To address the first challenge, we introduce our AI-enabled bio-loggers, which autonomously detect and record valuable animal behaviors. By incorporating intelligent power management, these devices can function with smaller batteries, enabling a lightweight design that minimizes impact on the animals. To address the second challenge, we present a deep learning-assisted platform that supports comparative analysis of animal movement data. Leveraging attention-based neural networks, this system highlights trajectory segments that are characteristic of specific groups, helping researchers uncover key behavioral patterns and generate new hypotheses. Together, these technologies exemplify how AI and IoT can transform the way we observe, analyze, and understand animal life in the wild.
Biography
Takuya Maekawa is a professor at the Institute for Advanced Co-Creation Studies, The University of Osaka. In 2006, he received his doctor degree from Graduate School of Information Science and Technology, the University of Osaka. He then worked at NTT Communication Science Laboratory for six years. His research interest includes sensor-based context recognition techniques for ubiquitous/wearable computers.

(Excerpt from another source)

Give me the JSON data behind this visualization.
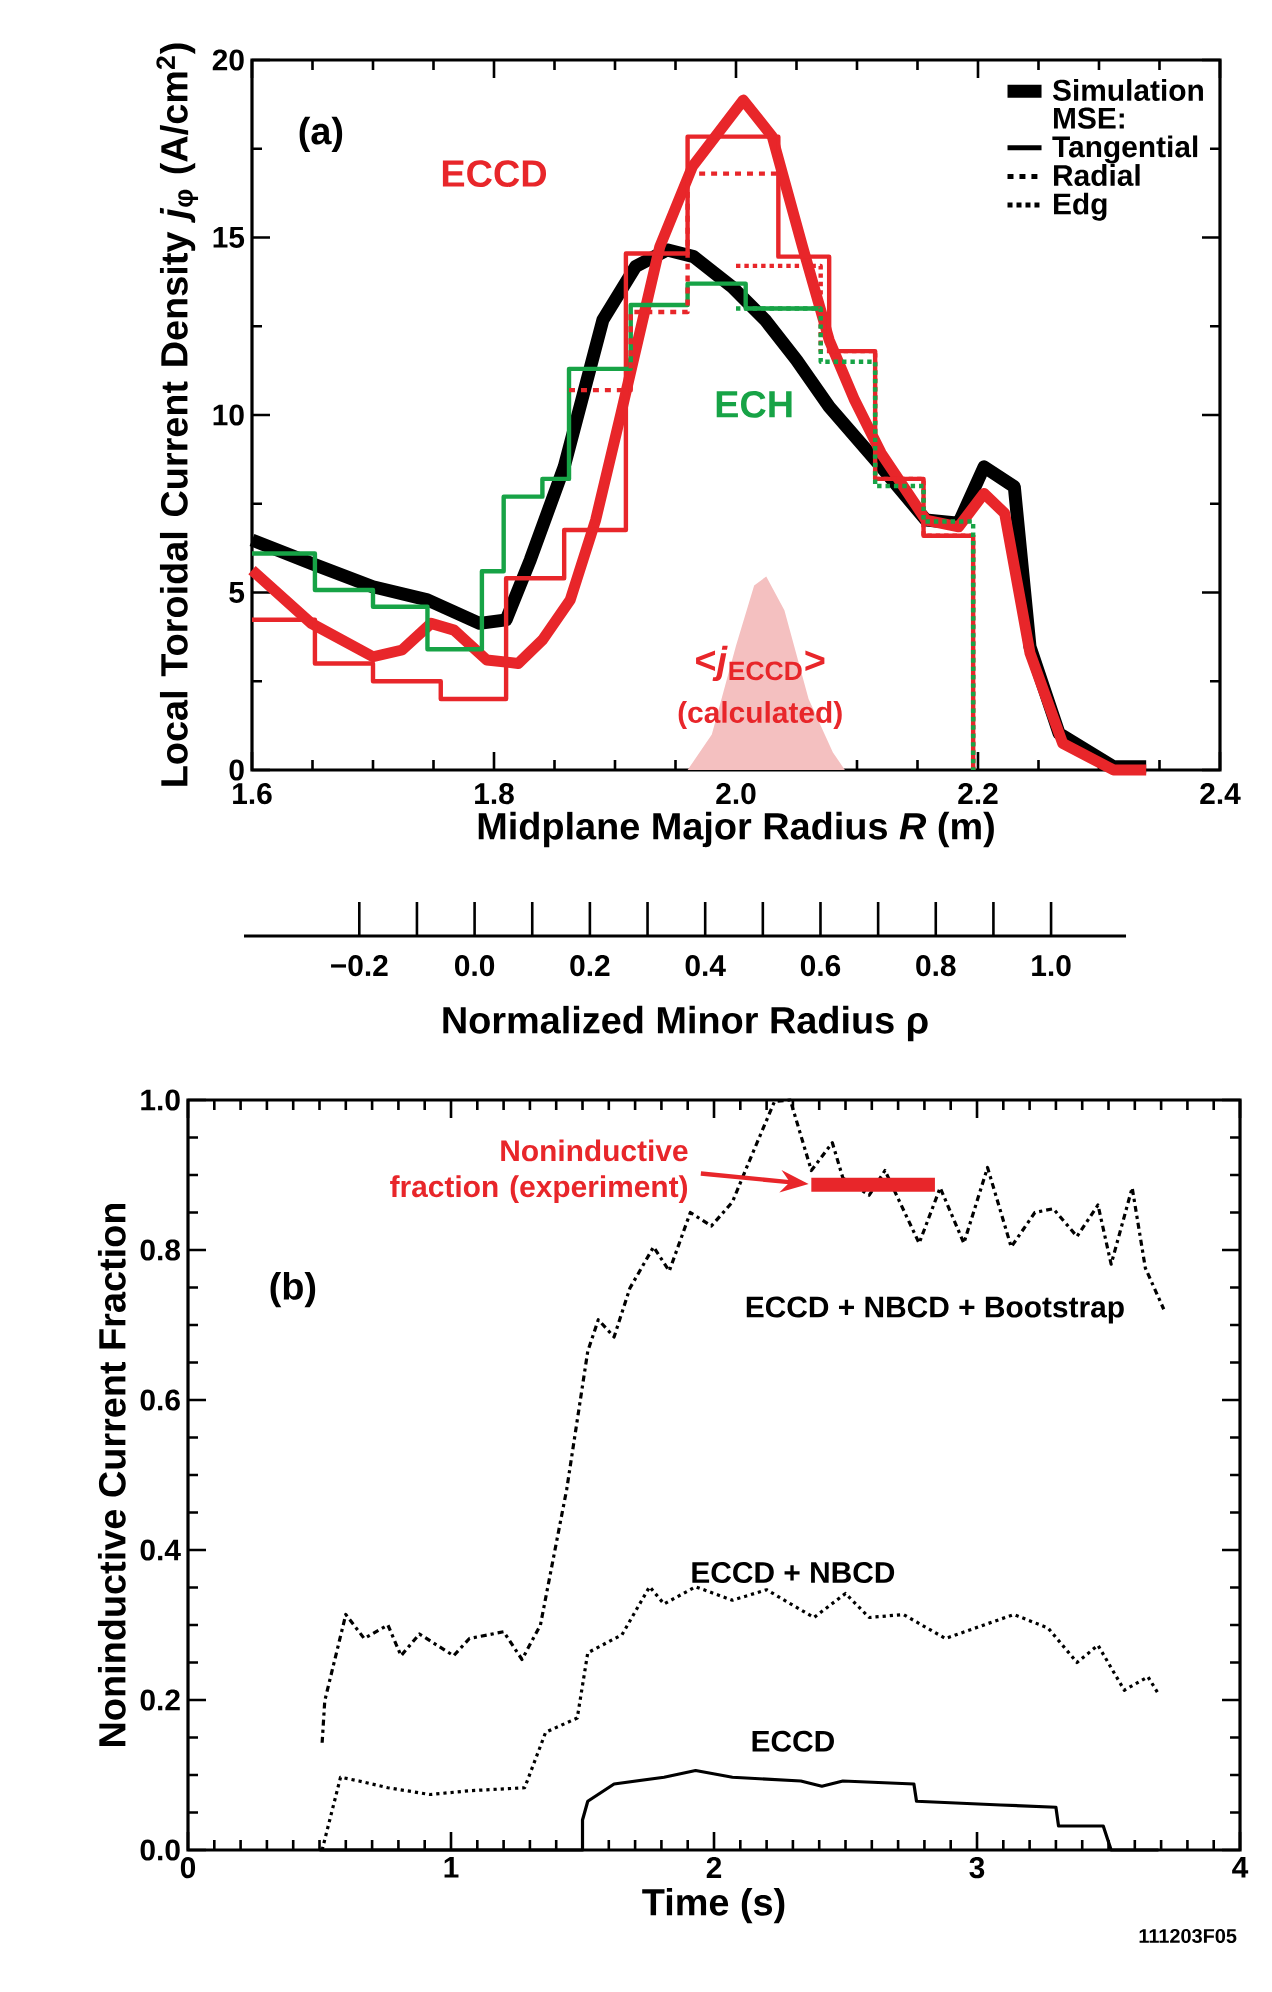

Keynote 3 (Sept. 12, 9:00-10:00)
Towards Real-time Vision Perception: Rethinking Offloading and On-Device Approaches
Prof. Youngki Lee
Associate Professor
Dept. of Computer Science & Engineering
Seoul National University
Abstract
Real-time vision perception is emerging as a cornerstone technology across domains such as autonomous systems, augmented reality, and multi-modal AI agents. This keynote examines the current landscape and future directions of real-time vision systems by revisiting the longstanding trade-offs between cloud offloading and on-device computation. As hardware capabilities continue to advance and application demands grow more complex, challenges around latency, energy efficiency, model scalability, and privacy have become increasingly critical. We highlight recent research, including ARMA (MobiSys '25), which proposes joint scheduling of network and compute resources to guarantee real-time latency in mobile perception systems, and Logan (MobiSys '24), which rethinks video analytics by questioning whether complete packet delivery is necessary for statistical inference. These studies reveal how reimagining system-level design can unlock new possibilities for responsive and efficient vision perception. This keynote will outline key principles for building next-generation systems capable of meeting the performance demands of real-world AI applications.
Biography
Youngki Lee is an associate professor in the Department of Computer Science and Engineering at Seoul National University, where he leads the Human-Centered Computer Systems Lab (https://hcs.snu.ac.kr/). He received his Ph.D. in Computer Science from KAIST in 2013 and previously served as an assistant professor at Singapore Management University until 2018. His research focuses on designing experimental, user-aware software systems at the intersection of machine learning systems, mobile and pervasive computing, and human-computer interaction. He is particularly interested in building on-device AI systems, augmented and mixed reality platforms, and interactive AI agents for real-world applications. He actively contributes to the academic community, serving as program co-chair of ACM UbiComp 2018 and the upcoming ACM MobiSys 2026, and as a frequent technical program committee member for leading ACM SIGMOBILE conferences, including MobiSys, UbiComp, SenSys, and HotMobile.